Подумав немного, он добавил:
«Нам кажется, что у вас этот вопрос недооценивается…»
Радиосвязи с товарищами, которые там, на Востоке, в свою очередь разворачивали работу, не было уже давно. Самые важные решения они принимали сами, не советуясь, не приспосабливаясь к общей мировой обстановке, к нынешнему, недостаточно известному здесь, в условиях оккупации, политическому этапу международного рабочего движения. Он знал, что в оккупированной Европе никто, кроме, пожалуй, югославов, не пытался выделиться из общего антигитлеровского движения, сколотить вокруг революционного ядра партии новое единство нации…
Он продолжал:
«До нас только что дошло известие о том, что Союз польских патриотов организует внешнеполитическое представительство Польши… Мы считаем, что оно обязательно должно быть назначено КРН, поскольку это значительно усилило бы позиции такого представительства. Оно имело бы глубокие корни в стране… Мы опасаемся, как бы не-скоординированные действия — наши в стране и ваши за границей — не вызвали разногласий в нашей работе…»
Пора было заканчивать, и он приписал: «Эти заметки набросаны непосредственно перед отъездом курьера». Еще раз пробежал глазами написанное и добавил:
«Несмотря на трудные и очень тяжелые условия работы, мы превращаемся в решающую силу в стране. Это вызывает чувство удовлетворения и составляет предмет нашей гордости. С пролетарским приветом — Веслав».
Поставил дату:
«12.I 1944». «Переписать на машинке не было времени»{8}.
Трудно проследить сплетения человеческих судеб, но можно предположить, что курьер, который вез цитированный документ, спешил на тот самый пересекавший границу поезд, на котором, растворившись среди серой и скученной в вагонах типичной для периода оккупации толпы, направлялись — и тоже на Восток — другие люди, официальный статус которых, зафиксированный в кеннкартах, ни в малейшей степени не соответствовал их действительной роли и положению. В карманах у них, вероятно, находились командировки в Луцк, выписанные Келецкой полевой почтой оккупантов ее мнимым сотрудникам{9}. А раньше они под видом счетовода, сантехника небольшой фирмы, бухгалтера молочно-яичного кооператива шагали по варшавским улицам… Потом исчезали на целые недели в возвращались пахнущие порохом, порой скрывая раны, в лишь время от времени появлялись в официальных местах своей работы или жительства, чтобы напомнить о себе окружающим. Теперь они ехали, чтобы вдали от городов, гарнизонов, оккупационных властей и охраняемых железных дорог, в глухом лесу сменить гражданские костюмы на полевые офицерские мундиры со знаками различия майора, капитана, поручника…

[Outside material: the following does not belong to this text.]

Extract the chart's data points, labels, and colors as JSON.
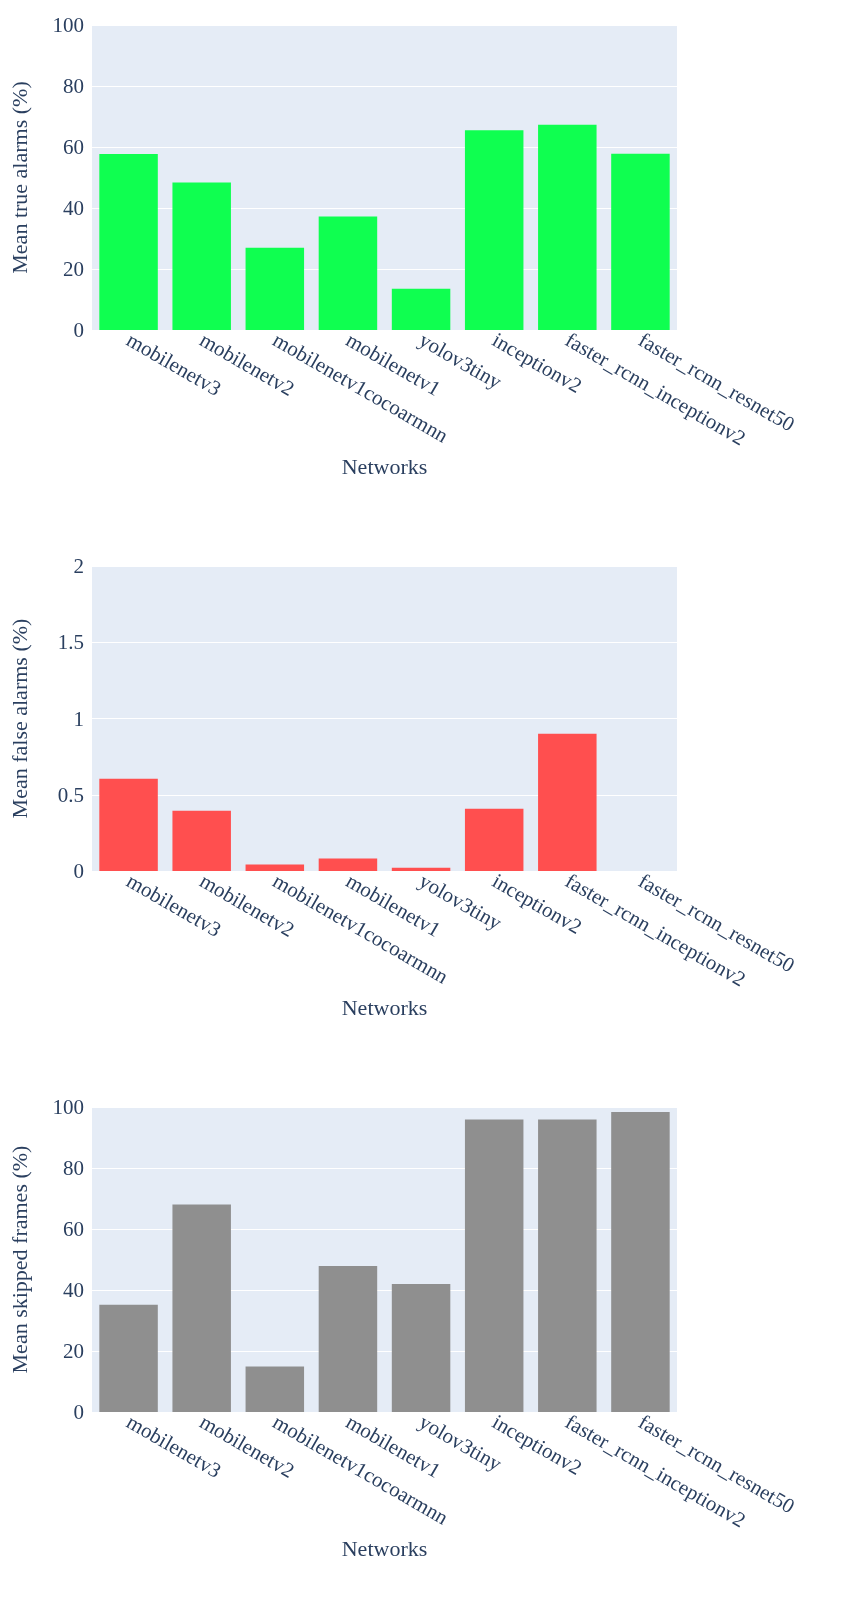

Внимательно, тщательно и всесторонне — так, как учили их когда-то в школе и как учила их действительность, гораздо более богатая, чем школа, и более требовательная, чем преподаватели, — они анализировали полученное задание, продумывали вытекавшие из него дополнительные, но существенные элементы будущих действий: «Инструкции правительства Речи Посполитой для командования Армии Крайовой и делегата правительства по вопросу операции «Буря» от 27 октября 1943 года»{10}.
«— Мы имеем дело с пунктом Б, вариант II: «Польско-советские отношения не восстановлены. Вступление советских войск предшествует вооруженному выступлению против немцев в соответствии с пунктом А II».
— Пункт А II предписывает: «Правительство призывает страну к усиленным саботажно-диверсионным действиям против немцев». Однако операция в этом случае имеет только политический, демонстративный и оборонительный характер…
— Пункт Б II предусматривает далее: «Польское правительство заявляет объединенным нациям протест против нарушения — в результате вступления советских войск на территорию Польши без согласования с польским правительством — польского суверенитета, информируя одновременно, что страна не будет сотрудничать с Советским Союзом».